Trade-off: 2 to 5x slower than HTTP fetch.
BYOK scraper
For aggressively-protected sites (Cloudflare Pro, custom anti-bot):
- Settings > BYOK Scraper > Provider.
- Pick provider (ScrapingBee, Bright Data, etc.).
- Paste your API key.
- AskVault routes through your account for protected URLs.
You pay the upstream provider. AskVault doesn't surcharge.
Per-host throttle
For respecting your own server's capacity:
- Default 8 in flight per host.
- Lower to 3 if your server struggles.
- Higher to 20 if your server has capacity.
Configure per source.
Custom headers
For sites with custom auth or rate-limit:
{ "Authorization": "Bearer xxx", "X-API-Key": "yyy", "Cookie": "session=zzz"}Sent on every crawl request. See cookies for login crawls for cookies specifically.
Retry behavior
For transient errors:
- 5xx. Retry 3 times with exponential backoff.
- 429 rate limit. Wait per Retry-After header.
- Timeout. 30 seconds default; configurable.
About 95% of crawls complete successfully with defaults.
Limits
- JS rendering capacity. About 100 concurrent renderings per workspace.
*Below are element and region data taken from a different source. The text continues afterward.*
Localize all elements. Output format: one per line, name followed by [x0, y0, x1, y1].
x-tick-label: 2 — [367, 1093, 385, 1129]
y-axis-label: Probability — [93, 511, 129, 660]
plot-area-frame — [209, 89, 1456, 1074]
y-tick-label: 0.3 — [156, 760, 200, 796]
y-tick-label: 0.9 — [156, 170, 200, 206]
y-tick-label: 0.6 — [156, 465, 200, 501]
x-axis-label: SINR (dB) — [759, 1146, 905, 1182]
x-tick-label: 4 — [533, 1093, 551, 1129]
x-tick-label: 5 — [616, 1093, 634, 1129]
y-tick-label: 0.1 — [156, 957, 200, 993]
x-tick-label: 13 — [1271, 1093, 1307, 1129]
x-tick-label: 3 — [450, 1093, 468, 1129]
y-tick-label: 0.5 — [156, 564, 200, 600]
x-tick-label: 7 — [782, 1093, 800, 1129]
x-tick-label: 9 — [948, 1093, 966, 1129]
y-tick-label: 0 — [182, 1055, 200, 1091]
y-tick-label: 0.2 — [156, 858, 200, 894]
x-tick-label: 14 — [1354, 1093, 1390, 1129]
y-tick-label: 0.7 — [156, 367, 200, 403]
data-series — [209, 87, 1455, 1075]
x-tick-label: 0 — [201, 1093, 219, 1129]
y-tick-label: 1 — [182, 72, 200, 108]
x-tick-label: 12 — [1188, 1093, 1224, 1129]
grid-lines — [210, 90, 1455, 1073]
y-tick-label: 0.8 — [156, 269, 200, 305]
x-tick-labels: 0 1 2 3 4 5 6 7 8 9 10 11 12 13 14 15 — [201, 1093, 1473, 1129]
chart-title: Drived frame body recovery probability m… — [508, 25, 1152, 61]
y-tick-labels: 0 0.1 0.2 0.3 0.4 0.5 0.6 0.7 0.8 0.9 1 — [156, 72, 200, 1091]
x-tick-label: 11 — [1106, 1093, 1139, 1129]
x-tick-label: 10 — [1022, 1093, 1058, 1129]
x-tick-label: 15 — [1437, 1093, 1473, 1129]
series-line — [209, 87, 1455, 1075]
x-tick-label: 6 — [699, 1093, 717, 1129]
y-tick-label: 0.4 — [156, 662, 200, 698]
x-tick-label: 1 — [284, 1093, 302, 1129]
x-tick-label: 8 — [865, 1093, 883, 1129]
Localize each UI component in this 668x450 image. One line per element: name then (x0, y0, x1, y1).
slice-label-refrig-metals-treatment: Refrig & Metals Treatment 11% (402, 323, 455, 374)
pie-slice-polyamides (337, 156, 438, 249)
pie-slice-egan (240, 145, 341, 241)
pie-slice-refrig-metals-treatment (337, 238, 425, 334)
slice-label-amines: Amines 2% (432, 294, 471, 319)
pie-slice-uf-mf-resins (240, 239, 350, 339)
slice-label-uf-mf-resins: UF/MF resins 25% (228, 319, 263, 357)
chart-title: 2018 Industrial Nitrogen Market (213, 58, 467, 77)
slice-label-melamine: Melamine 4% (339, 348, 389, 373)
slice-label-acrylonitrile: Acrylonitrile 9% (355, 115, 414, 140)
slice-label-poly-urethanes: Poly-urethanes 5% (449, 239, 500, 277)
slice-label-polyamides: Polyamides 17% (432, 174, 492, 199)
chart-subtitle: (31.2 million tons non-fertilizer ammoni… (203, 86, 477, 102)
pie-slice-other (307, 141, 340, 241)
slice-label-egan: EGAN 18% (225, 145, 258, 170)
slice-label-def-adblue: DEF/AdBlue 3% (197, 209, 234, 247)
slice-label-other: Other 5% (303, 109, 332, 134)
- BYOK provider plan limits apply.
- Custom headers count. Up to 10.
- Retry attempts. 3 over 30 seconds.
- Setup time. About 15 minutes.
Common pitfalls
JS render too slow. Most pages don't need it. Only force for SPAs.
BYOK provider quota. Monitor with provider; AskVault doesn't track your quota.
Throttle too tight. Crawl takes hours. Raise.
Headers leak secrets in audit log. Sensitive headers redacted.
FAQ
Will I get banned from my own site?
Configure user-agent and per-host throttle to identify and respect.
Can I use my own ScrapingBee free tier?
Yes. AskVault works with any compatible BYOK provider.
Does JS rendering work for React, Vue, Angular?
Yes. Headless Chromium handles all standard frameworks.